Tal como prescreve o artigo 11º do EBF, por via de regra, «o direito ao benefício fiscal deve reportar-se à data dos respectivos pressupostos», ainda que esteja dependente de reconhecimento declarativo pela administração. Significa isto que o direito à dedução à matéria colectável se constituiu na esfera jurídica do contribuinte no momento em que realiza o donativo.
Ora, na data em que a recorrente concedeu o donativo à ARCO estava em vigor o artigo 56º, na redacção acima transcrita.
Está demonstrado que a ARCO é uma associação recreativa e cultural que tem por fins desenvolver a “educação física e o desporto, promovendo a sua prática e expansão, especialmente entre os seus associados, proporcionando-lhes igualmente meios de cultura e distracção”. Ora, a natureza e o escopo desta associação não pode deixar de estar enquadrada no âmbito daquilo que a alínea c) do nº 2 do art. 56º considera «centro de cultura e desporto». Não é sequer necessário a existência de qualquer «despacho conjunto» a reconhecer que a sua actividade assume manifesto interesse cultural, uma vez que esta exigência está prevista exclusivamente para as entidades que desenvolvam actividades artísticas, como a produção literária, teatral, áudio-visual, musical, de bailado, etc. Para os centos de cultura e desporto a lei não exige que tenham estatuto de utilidade pública ou que lhes seja reconhecido mérito cultural, como o demonstra a legislação que posteriormente foi publicada sobre os donativos de interesse público concedidos a estas entidades.

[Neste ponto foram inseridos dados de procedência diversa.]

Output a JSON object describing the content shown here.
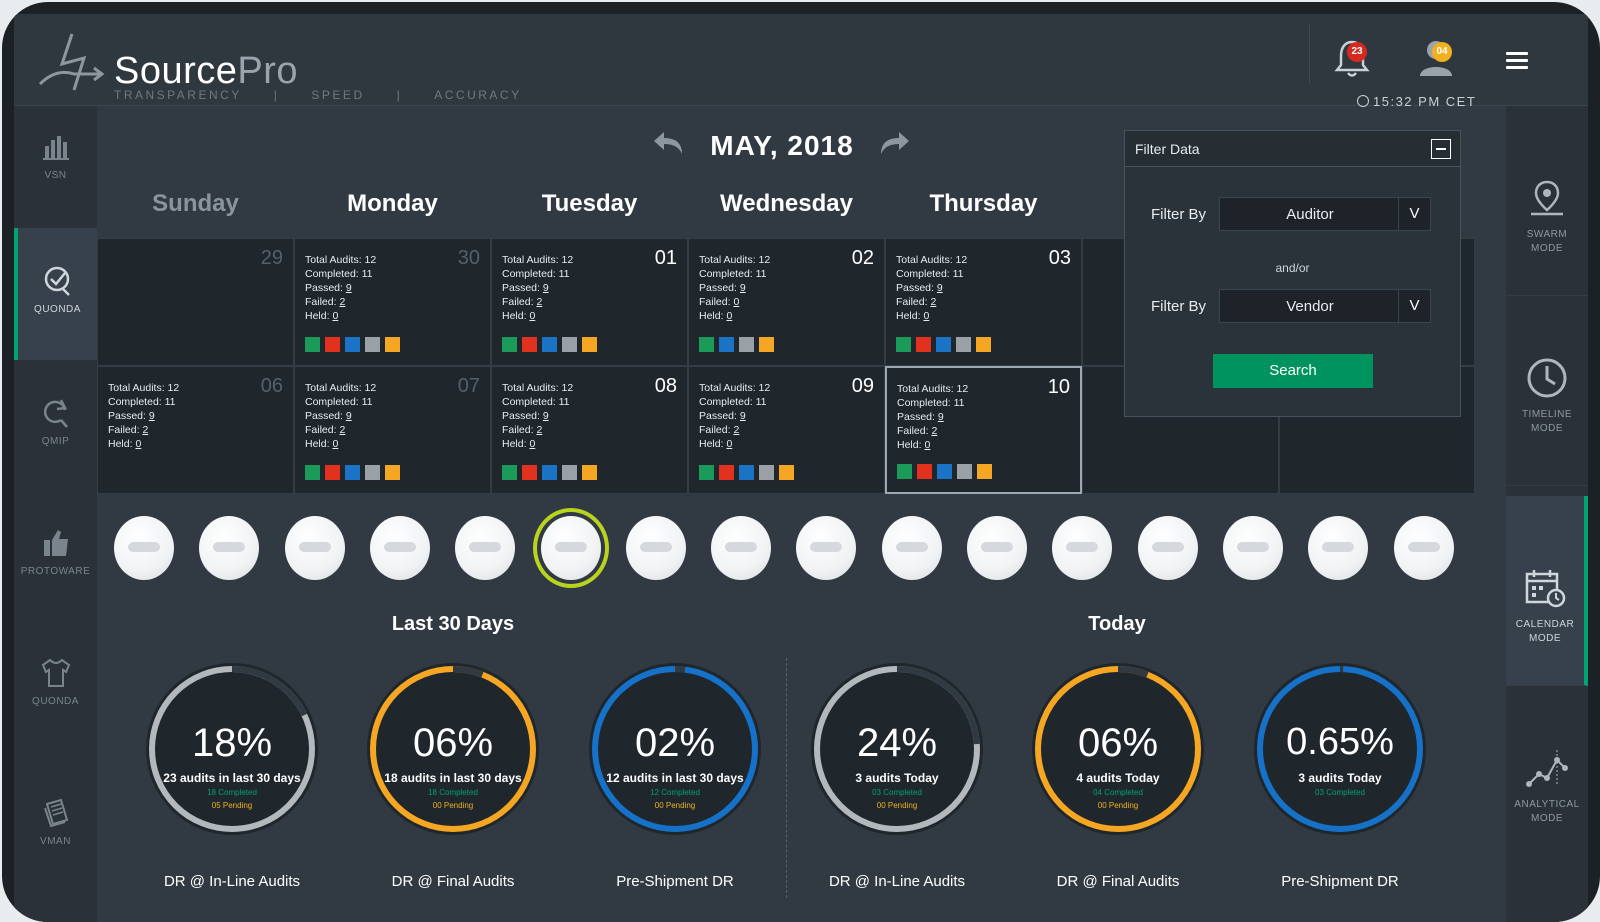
{
  "app": {
    "brand_part1": "Source",
    "brand_part2": "Pro",
    "tagline": [
      "TRANSPARENCY",
      "|",
      "SPEED",
      "|",
      "ACCURACY"
    ],
    "notifications_count": "23",
    "user_count": "04",
    "time": "15:32 PM CET"
  },
  "left_nav": [
    {
      "label": "VSN",
      "icon": "bar-chart-icon"
    },
    {
      "label": "QUONDA",
      "icon": "check-badge-icon",
      "active": true
    },
    {
      "label": "QMIP",
      "icon": "refresh-search-icon"
    },
    {
      "label": "PROTOWARE",
      "icon": "thumbs-up-icon"
    },
    {
      "label": "QUONDA",
      "icon": "tshirt-icon"
    },
    {
      "label": "VMAN",
      "icon": "document-stack-icon"
    }
  ],
  "right_nav": [
    {
      "label": "SWARM\nMODE",
      "icon": "map-pin-icon"
    },
    {
      "label": "TIMELINE\nMODE",
      "icon": "clock-icon"
    },
    {
      "label": "CALENDAR\nMODE",
      "icon": "calendar-clock-icon",
      "active": true
    },
    {
      "label": "ANALYTICAL\nMODE",
      "icon": "line-graph-icon"
    }
  ],
  "calendar": {
    "month": "MAY, 2018",
    "days": [
      "Sunday",
      "Monday",
      "Tuesday",
      "Wednesday",
      "Thursday"
    ],
    "cells": [
      {
        "num": "29",
        "dim": true,
        "empty": true
      },
      {
        "num": "30",
        "dim": true,
        "total": "Total Audits: 12",
        "completed": "Completed: 11",
        "passed": "9",
        "failed": "2",
        "held": "0"
      },
      {
        "num": "01",
        "total": "Total Audits: 12",
        "completed": "Completed: 11",
        "passed": "9",
        "failed": "2",
        "held": "0"
      },
      {
        "num": "02",
        "total": "Total Audits: 12",
        "completed": "Completed: 11",
        "passed": "9",
        "failed": "0",
        "held": "0"
      },
      {
        "num": "03",
        "total": "Total Audits: 12",
        "completed": "Completed: 11",
        "passed": "9",
        "failed": "2",
        "held": "0"
      },
      {
        "num": "06",
        "dim": true,
        "total": "Total Audits: 12",
        "completed": "Completed: 11",
        "passed": "9",
        "failed": "2",
        "held": "0",
        "noswatch": true
      },
      {
        "num": "07",
        "dim": true,
        "total": "Total Audits: 12",
        "completed": "Completed: 11",
        "passed": "9",
        "failed": "2",
        "held": "0"
      },
      {
        "num": "08",
        "total": "Total Audits: 12",
        "completed": "Completed: 11",
        "passed": "9",
        "failed": "2",
        "held": "0"
      },
      {
        "num": "09",
        "total": "Total Audits: 12",
        "completed": "Completed: 11",
        "passed": "9",
        "failed": "2",
        "held": "0"
      },
      {
        "num": "10",
        "selected": true,
        "total": "Total Audits: 12",
        "completed": "Completed: 11",
        "passed": "9",
        "failed": "2",
        "held": "0"
      }
    ],
    "passed_label": "Passed: ",
    "failed_label": "Failed: ",
    "held_label": "Held: ",
    "swatch_colors": [
      "#1b9a5a",
      "#e0321e",
      "#1a73c4",
      "#9aa0a6",
      "#f5a623"
    ],
    "swatch_colors_alt": [
      "#1b9a5a",
      "#1a73c4",
      "#9aa0a6",
      "#f5a623"
    ]
  },
  "filter": {
    "title": "Filter Data",
    "filter_by_label": "Filter By",
    "filter1_value": "Auditor",
    "and_or": "and/or",
    "filter2_value": "Vendor",
    "dropdown_glyph": "V",
    "search_label": "Search"
  },
  "brands_count": 16,
  "sections": {
    "last30": "Last 30 Days",
    "today": "Today"
  },
  "metrics": [
    {
      "pct": "18%",
      "sub": "23 audits in last 30 days",
      "completed": "18 Completed",
      "pending": "05 Pending",
      "label": "DR @ In-Line Audits",
      "color": "#b3b8bd",
      "fill": 0.18
    },
    {
      "pct": "06%",
      "sub": "18 audits in last 30 days",
      "completed": "18 Completed",
      "pending": "00 Pending",
      "label": "DR @ Final Audits",
      "color": "#f5a623",
      "fill": 0.06
    },
    {
      "pct": "02%",
      "sub": "12 audits in last 30 days",
      "completed": "12 Completed",
      "pending": "00 Pending",
      "label": "Pre-Shipment DR",
      "color": "#1672c8",
      "fill": 0.02
    },
    {
      "pct": "24%",
      "sub": "3 audits Today",
      "completed": "03 Completed",
      "pending": "00 Pending",
      "label": "DR @ In-Line Audits",
      "color": "#b3b8bd",
      "fill": 0.24
    },
    {
      "pct": "06%",
      "sub": "4 audits Today",
      "completed": "04 Completed",
      "pending": "00 Pending",
      "label": "DR @ Final Audits",
      "color": "#f5a623",
      "fill": 0.06
    },
    {
      "pct": "0.65%",
      "sub": "3 audits Today",
      "completed": "03 Completed",
      "pending": "",
      "label": "Pre-Shipment DR",
      "color": "#1672c8",
      "fill": 0.0065
    }
  ]
}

Com efeito, os centros de cultura e desporto, como entidades beneficiárias de donativos que conferem deduções em IRS, foram abrangidos no Estatuto do Mecenato, aprovado pelo DL nº 74/99, de 16/3 (cfr. al. b) do nº 1 desse diploma), e passaram a ser incluídos no EBF através do aditamento do artigo 56-D efectuado pela Lei nº 53-A/2006, de 29/12, correspondendo ao actual artigo 62º: A única diferença relativamente à alínea c) do nº e do art. 56º do CIRS é a exigência de que esses centros sejam organizados nos termos dos Estatutos do Instituto Nacional de Aproveitamento dos Tempos Livres dos Trabalhadores (INATEL) e que destinem ao desenvolvimento de actividades de natureza social do âmbito daquelas entidades.
Portanto, quer o acto impugnado quer a sentença recorrida padecem do mesmo defeito: aplicaram ao caso o artigo 56º do CIRS na sua redacção primitiva, quando na data do donativo estava em vigor uma nova norma que permitia o seu abatimento à matéria colectável do doador. A aplicação da norma errada determina a invalidade do acto por erro nos pressupostos de direito, com a consequente anulação do acto impugnado.
4. Pelo exposto, acordam os juízes da Secção do Contencioso do Supremo Tribunal Administrativo em:
a) Conceder provimento ao recurso e revogar a sentença recorrida:
b) Julgar procedente a impugnação judicial e anular o acto de liquidação impugnado.
Custas pela recorrida, nesta e na primeira instância.
Lisboa, 8 de Fevereiro de 2012. – Lino Ribeiro (relator) – Valente Torrão – Ascensão Lopes.